I have made no secret out of the fact that I remain somewhat skeptical about the current market run-up; however, some of the positive trends as of late have necessitated looking at some sector ETFs.
I’m still sticking to a general strategy of bond ETFs/cash, but if trends continue to point higher, and more trend lines are crossed to the upside, there might be some equity additions to our overall portfolio.
Although there is still a lack of clear direction of where the global economy is heading, and how that will impact markets, I want to highlight some possible ETF opportunities if the overall picture brightens up.
Focusing on sector ETFs, it’s a bit of a mixed bag. It’s best to steer clear of the battered financial sector, especially in the wake of dismal earnings from Wall Street, as seen by the performance of the Financial Sector SPDR ETF (XLF), which is now down 21.0% for the year.
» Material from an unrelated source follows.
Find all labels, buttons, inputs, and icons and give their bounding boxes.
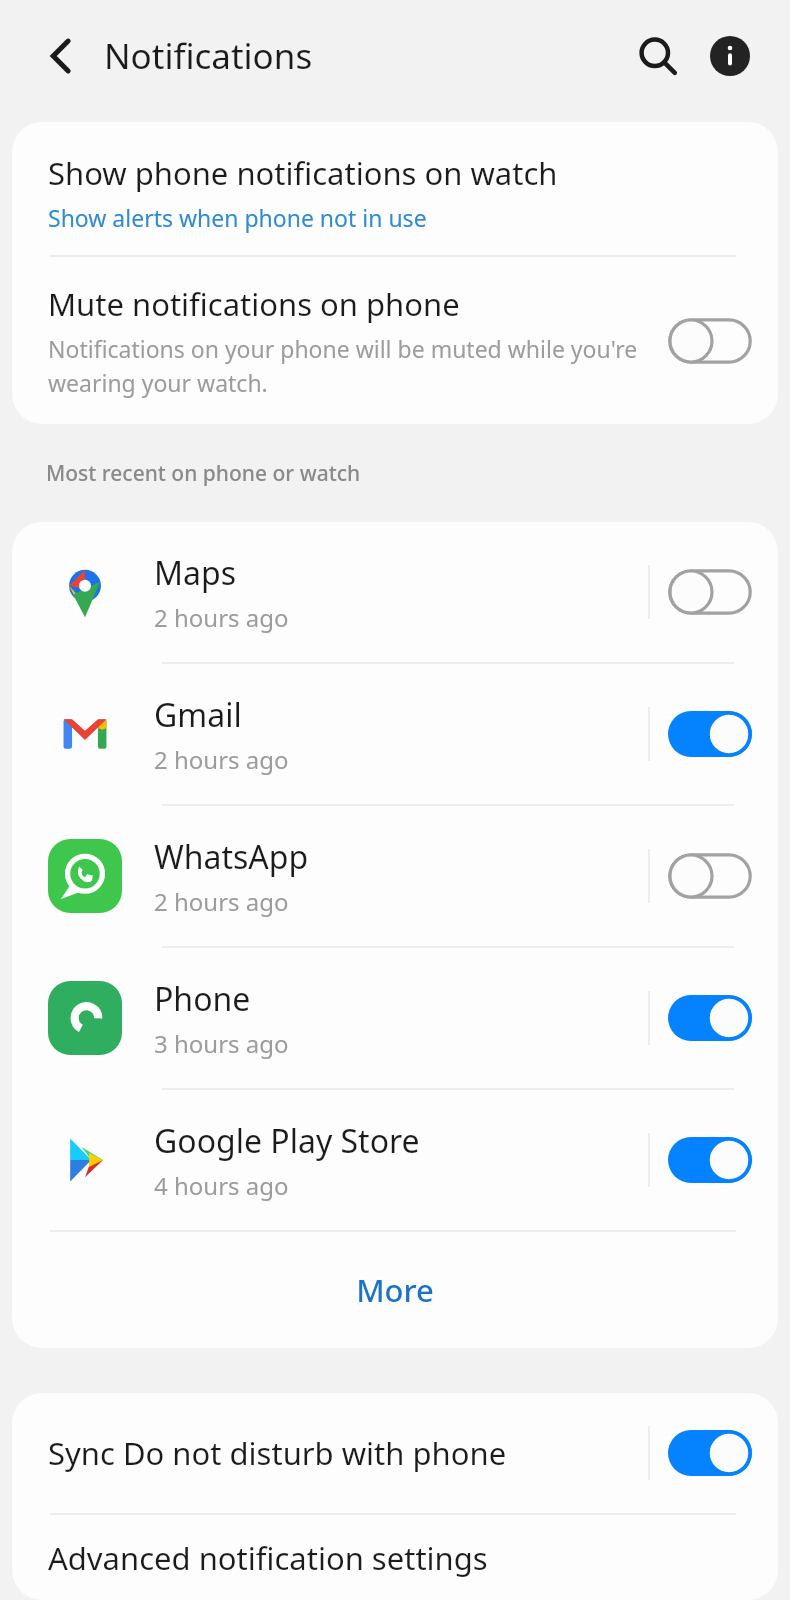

Not to mention, the basic materials and energy sectors have been hit hard as of late given reduced Chinese demand among other factors. In essence, there’s a lot of volatility here. While our momentum numbers support that view, there are some possible gems.
For instance, the tech space is looking relatively attractive at the moment. The easy way to find out which areas are showing upside momentum is to analyze the latest Master ETF Cutline list, which you can review here:
http://www.successful-investment.com/SSTables/ETFMasterCutline10142011.pdf
To be clear, this list is identical to the one shown in last Thursday’s StatSheet with the difference being the sorting order and updated pricing. You can clearly identify those ETFs that are hovering above their respective long-term trend lines (%M/A column), of which there are currently 55, as opposed to 340 that are still stuck on the bearish side.
Those that have crossed above are the ones you want to hone in on as a prospective addition to your portfolio. If you do, be sure to use my recommended trailing sell stop discipline in order to limit downside risk, should the markets suddenly shift into reverse.
Although times remain highly uncertain and bad news from Europe can have a heavily adverse reaction on global markets, the last couple weeks have made me take notice of some of these sector trends.
If we follow the current market trajectory, I’ll be looking to capture some of this upside, albeit cautiously. I can’t stress enough the need to be careful in introducing equity exposure, as we are treading choppy waters that can easily turn into a violent market tide.